Chicago, Illinois (PRWEB) April 16, 2014
The Chicago derivatives exchanges constitute the largest commodities and derivatives financial marketplace in the world. They have a proud history in Chicago and have superbly met a vital public interest in price discovery and risk transfer while being a stable, and safe global center for derivatives trading. Together with the capital markets, the United States futures exchanges have long been the envy of the world.
For several years, countless market participants big and small, academics, lawmakers, regulators and professional traders have complained seeing the integrity of these markets eroded by the presence and predatory practices of high frequency trading (HFT) at the financial exchanges. Charles Schwab recently described HFT as a “ growing cancer that needs to be addressed.” On March 18, 2014, at the New York School of Law, New York Attorney General Eric Schneiderman stated that his office will continue to investigate a “new breed of predatory behavior [that] gives a small segment of the industry an enormous advantage over all other competitors and allows them to use new technologies to reap huge profits based on minor but nonetheless unfair advantages” including HFT on the futures and equity exchanges. While Michael Lewis has drawn a fair amount of attention to high frequency trading in his latest book, Flash Boys, the impact of HFT in the financial markets is becoming an old problem.
On April 11, 2014 three independent traders from the Chicago Board of Trade filed a lawsuit (Case# 14-cv-2646) in federal court on behalf of themselves and all other market participants who have been disadvantaged by the CME’s facilitation of HFT at the exchange. They like many others have long observed an information asymmetry and the creation of what is effectively, a two-tiered marketplace.

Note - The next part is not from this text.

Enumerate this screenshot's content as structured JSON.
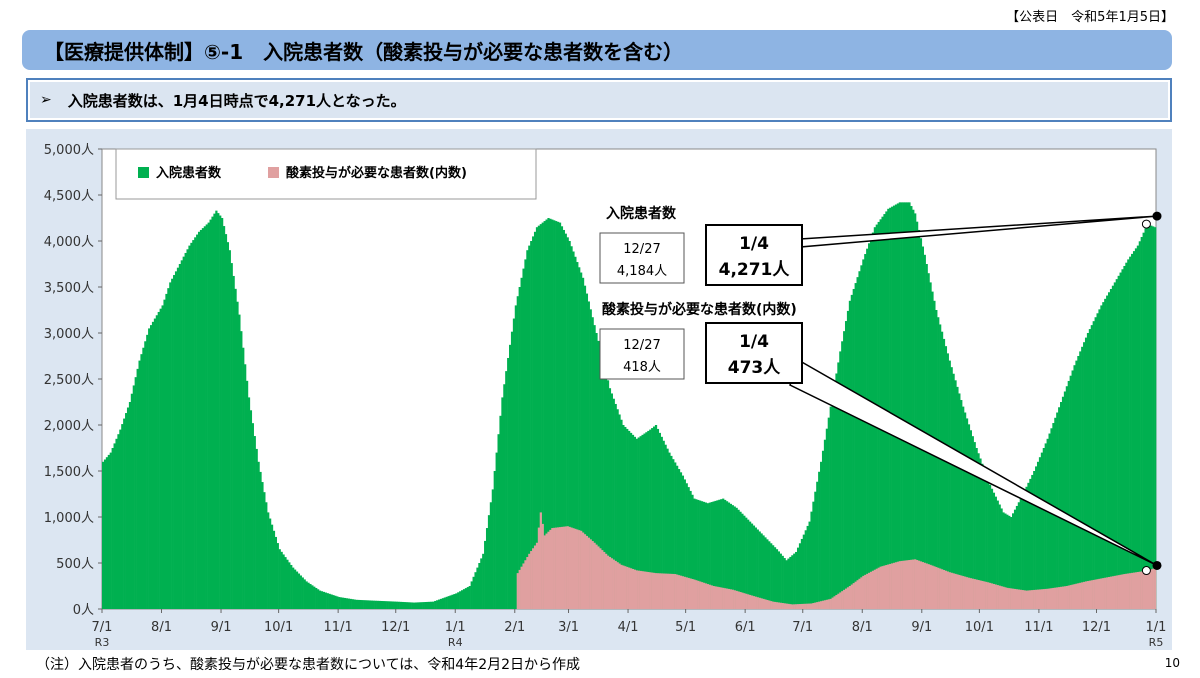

In response to the lawsuit the CME issued a press release declaring that despite pages of specific factual allegations, the Plaintiffs had “no proof” and were not stating any facts. We are confident in our ability to proceed based on the facts before us.
While it is true that the facts alleged in the Plaintiffs’ lawsuit have been reported, written about and observed by many disparate market participants, we commend the Plaintiffs for being the first to fight back. The integrity of the markets is a core national interest-one that is vital to the United States economy. Opaque market practices that distort price information erode public participation and trust, and will ultimately lessen the credibility, security and stability of our financial markets.